3) How far will expenditure be controlled? Will a subsidies-GDP ratio target be set this year?

For 2013-14, the total expenditure has been forecast to increase 16% from the 2012-13 revised estimates. This will be led by a step-up in plan expenditure growth of 30%. Headline growth rate appears high, given that in FY13, the plan expenditure growth was just 4%.

Figure 2

GRAPH 2- TOTAL EXPENDITURE

At Rs 2,57,654 crore, total subsidies in FY13 were 2.5% of GDP and 18% of total expenditure. The Government is now forecasting it to fall by 10% in FY14 to Rs 2,31,084 crore or 2% of GDP and 14% of total expenditure.

Moving to the top-of-the-mind issue – the current account deficit. While Chidambaram did not announce specific measures to address the issue, he did dwell on the topic at length.

1) Will Finance Minister P Chidambaram raise barriers for gold imports and attempt to cool domestic demand in Budget 2013-14 in an effort to bring CAD into comfort zone of up to 3% of GDP?

Finance Minister did not do anything in the budget to cool demand for gold, having increased import duties to 6% from 4% late January. He expects the duty increase to dampen demand, and thus lower the import bill. He can also take some comfort in the easing of gold prices in the global market as that too will bring down the import value of gold if demand does not rise.
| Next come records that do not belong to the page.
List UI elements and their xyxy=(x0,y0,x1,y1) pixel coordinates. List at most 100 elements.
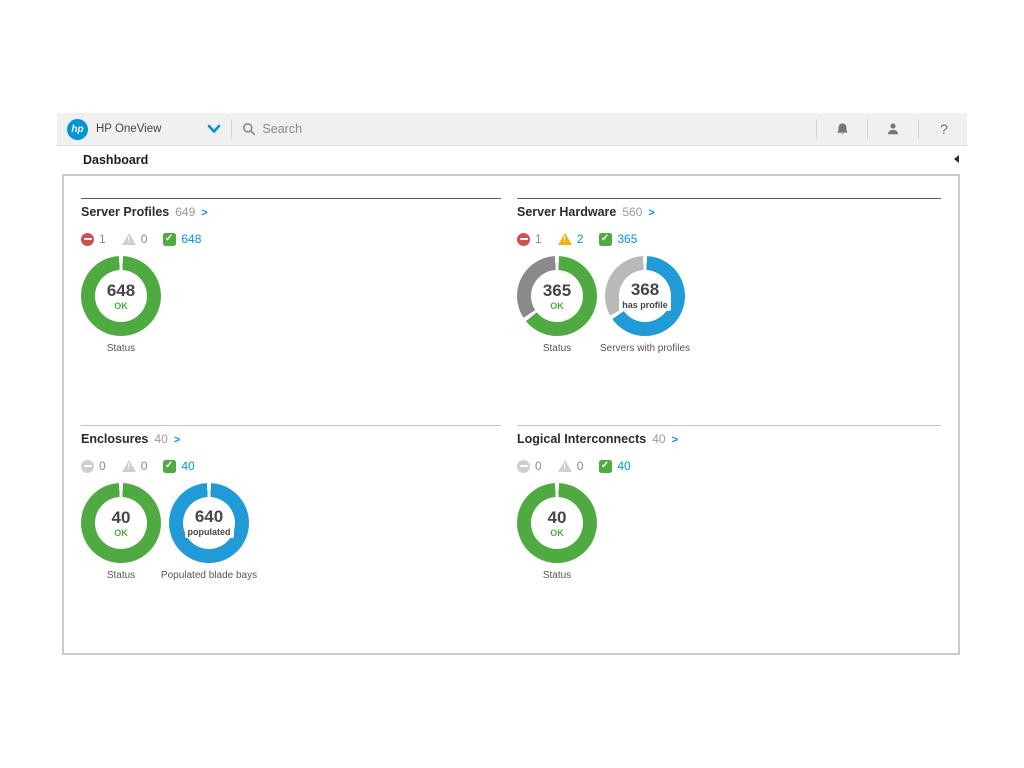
ok-count: 40 xyxy=(617,459,630,473)
notifications-bell-icon[interactable] xyxy=(827,122,857,137)
donut-caption: Populated blade bays xyxy=(161,570,257,581)
ok-count: 648 xyxy=(181,232,201,246)
donut-value: 365 xyxy=(543,282,571,299)
critical-count: 1 xyxy=(99,232,106,246)
status-summary-row: 0 0 40 xyxy=(517,459,941,473)
section-count: 40 xyxy=(154,432,167,446)
critical-count: 1 xyxy=(535,232,542,246)
search-input[interactable] xyxy=(262,122,562,136)
ok-check-icon xyxy=(163,460,176,473)
donut-caption: Status xyxy=(543,570,571,581)
header-divider xyxy=(231,119,232,139)
search-box[interactable] xyxy=(242,122,806,136)
status-summary-row: 1 2 365 xyxy=(517,232,941,246)
section-link-arrow-icon[interactable]: > xyxy=(672,434,678,446)
donut-sub-label: OK xyxy=(114,301,128,311)
donut-value: 368 xyxy=(631,281,659,298)
ok-status[interactable]: 648 xyxy=(163,232,201,246)
donut-sub-label: populated xyxy=(185,526,234,538)
ok-check-icon xyxy=(163,233,176,246)
donut-value: 648 xyxy=(107,282,135,299)
donut-sub-label: OK xyxy=(550,301,564,311)
ok-count: 365 xyxy=(617,232,637,246)
donut-caption: Status xyxy=(107,570,135,581)
warning-count: 0 xyxy=(577,459,584,473)
warning-icon xyxy=(558,233,572,245)
warning-count: 0 xyxy=(141,459,148,473)
section-enclosures: Enclosures 40 > 0 0 40 40 xyxy=(81,425,501,581)
help-icon[interactable]: ? xyxy=(929,121,959,137)
app-menu-chevron-down-icon[interactable] xyxy=(207,124,221,134)
status-donut-chart[interactable]: 365 OK xyxy=(517,256,597,336)
header-divider xyxy=(816,119,817,139)
warning-icon xyxy=(122,460,136,472)
warning-count: 0 xyxy=(141,232,148,246)
warning-status[interactable]: 0 xyxy=(122,459,148,473)
servers-with-profiles-donut-chart[interactable]: 368 has profile xyxy=(605,256,685,336)
section-server-profiles: Server Profiles 649 > 1 0 648 648 xyxy=(81,198,501,354)
section-count: 560 xyxy=(622,205,642,219)
warning-icon xyxy=(558,460,572,472)
donut-value: 40 xyxy=(112,509,131,526)
section-server-hardware: Server Hardware 560 > 1 2 365 365 xyxy=(517,198,941,354)
donut-value: 40 xyxy=(548,509,567,526)
warning-status[interactable]: 2 xyxy=(558,232,584,246)
section-logical-interconnects: Logical Interconnects 40 > 0 0 40 40 xyxy=(517,425,941,581)
header-divider xyxy=(918,119,919,139)
section-title[interactable]: Server Profiles xyxy=(81,205,169,219)
critical-icon xyxy=(81,233,94,246)
collapse-panel-arrow-icon[interactable] xyxy=(954,155,959,163)
ok-status[interactable]: 40 xyxy=(163,459,194,473)
header-actions: ? xyxy=(806,119,959,139)
donut-caption: Servers with profiles xyxy=(600,343,690,354)
warning-count: 2 xyxy=(577,232,584,246)
section-link-arrow-icon[interactable]: > xyxy=(201,207,207,219)
section-link-arrow-icon[interactable]: > xyxy=(174,434,180,446)
status-donut-block: 40 OK Status xyxy=(517,483,597,581)
critical-status[interactable]: 0 xyxy=(81,459,106,473)
status-donut-block: 40 OK Status xyxy=(81,483,161,581)
search-icon xyxy=(242,122,256,136)
critical-count: 0 xyxy=(535,459,542,473)
page-title: Dashboard xyxy=(83,153,148,167)
critical-status[interactable]: 0 xyxy=(517,459,542,473)
critical-icon xyxy=(81,460,94,473)
status-donut-chart[interactable]: 40 OK xyxy=(517,483,597,563)
section-title[interactable]: Logical Interconnects xyxy=(517,432,646,446)
donut-caption: Status xyxy=(107,343,135,354)
ok-check-icon xyxy=(599,233,612,246)
status-summary-row: 1 0 648 xyxy=(81,232,501,246)
user-account-icon[interactable] xyxy=(878,122,908,136)
warning-icon xyxy=(122,233,136,245)
status-donut-chart[interactable]: 40 OK xyxy=(81,483,161,563)
section-title[interactable]: Enclosures xyxy=(81,432,148,446)
app-name: HP OneView xyxy=(96,123,161,135)
profiles-donut-block: 368 has profile Servers with profiles xyxy=(605,256,685,354)
ok-status[interactable]: 365 xyxy=(599,232,637,246)
section-link-arrow-icon[interactable]: > xyxy=(648,207,654,219)
section-count: 40 xyxy=(652,432,665,446)
warning-status[interactable]: 0 xyxy=(558,459,584,473)
app-header: hp HP OneView xyxy=(57,113,967,146)
status-donut-block: 365 OK Status xyxy=(517,256,597,354)
populated-blade-bays-donut-chart[interactable]: 640 populated xyxy=(169,483,249,563)
critical-status[interactable]: 1 xyxy=(81,232,106,246)
warning-status[interactable]: 0 xyxy=(122,232,148,246)
hp-logo: hp xyxy=(67,119,88,140)
donut-sub-label: has profile xyxy=(619,299,671,311)
ok-check-icon xyxy=(599,460,612,473)
status-donut-chart[interactable]: 648 OK xyxy=(81,256,161,336)
critical-icon xyxy=(517,233,530,246)
status-summary-row: 0 0 40 xyxy=(81,459,501,473)
page-title-bar: Dashboard xyxy=(57,146,967,173)
critical-count: 0 xyxy=(99,459,106,473)
donut-sub-label: OK xyxy=(114,528,128,538)
ok-status[interactable]: 40 xyxy=(599,459,630,473)
section-title[interactable]: Server Hardware xyxy=(517,205,616,219)
section-count: 649 xyxy=(175,205,195,219)
populated-bays-donut-block: 640 populated Populated blade bays xyxy=(169,483,249,581)
header-divider xyxy=(867,119,868,139)
critical-status[interactable]: 1 xyxy=(517,232,542,246)
critical-icon xyxy=(517,460,530,473)
dashboard-panel: Server Profiles 649 > 1 0 648 648 xyxy=(62,174,960,655)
Chidambaram recognises that raising duties rapidly will increase imports through unofficial channels and that would only hurt government’s revenues. So, Budget 2013-14 eased baggage allowance to allow duty-free gold imports of Rs 50,000 for male passengers and Rs 1 lakh for female passengers.

Figure 3

GRAPH 3- QUARTERLY CURRENT ACCOUNT DEFICIT

Will the government impose curbs on quantities that can be imported by banks and authorized institutions?

Although widely expected, the budget did not impose any curbs on imports by banks or other authorised institutions. However, one must wait for the Commerce Minister to present the Foreign Trade Policy for the current year as easing or restricting imports is in the domain of the Commerce Ministry. The ministry has already placed restrictions on import of gold jewellery at concessional rate from Thailand.
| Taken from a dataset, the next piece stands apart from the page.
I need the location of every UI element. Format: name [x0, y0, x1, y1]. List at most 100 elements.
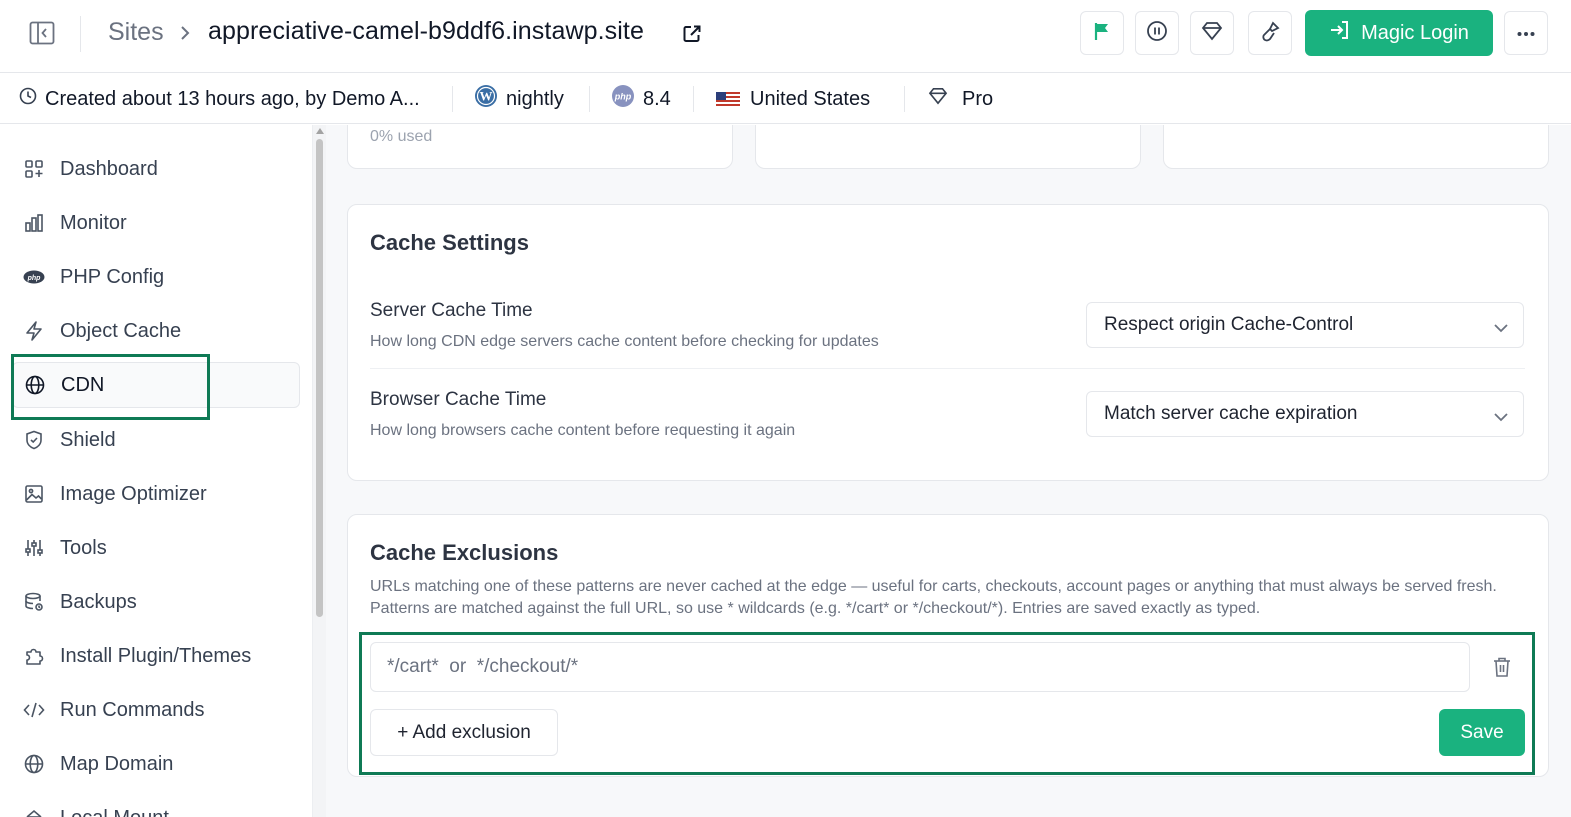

Will the Finance Minister announce some gold-linked financial savings instruments recommended by the RBI working group?

Chidambaram did not announce any gold-linked financial savings instruments but has said inflation indexed bonds or national security certificates would be introduced. He has also said that the benefit of Rajiv Gandhi Equity Savings Scheme would be given for three successive years in a bid to attract more people to equities.

Summary

Looking at the rural and urban development outlays, odds still favor rural development. The budget, however, leaves many things unaddressed, especially questions pertaining to improvement of capacity (both in terms of financial and human resources) of the governing bodies in urban areas and the quality of services being provided in the rural areas.

The Budget 2013 numbers assume fertiliser subsidies remaining flat, a 6% increase in food subsidies and 33% fall in petroleum subsidies.

Chidambaram has promised to keep the fiscal deficit under 5% by increasing revenue and curbing expenditure while he is attempting to bolster the confidence of foreign investors by promising a stable tax regime.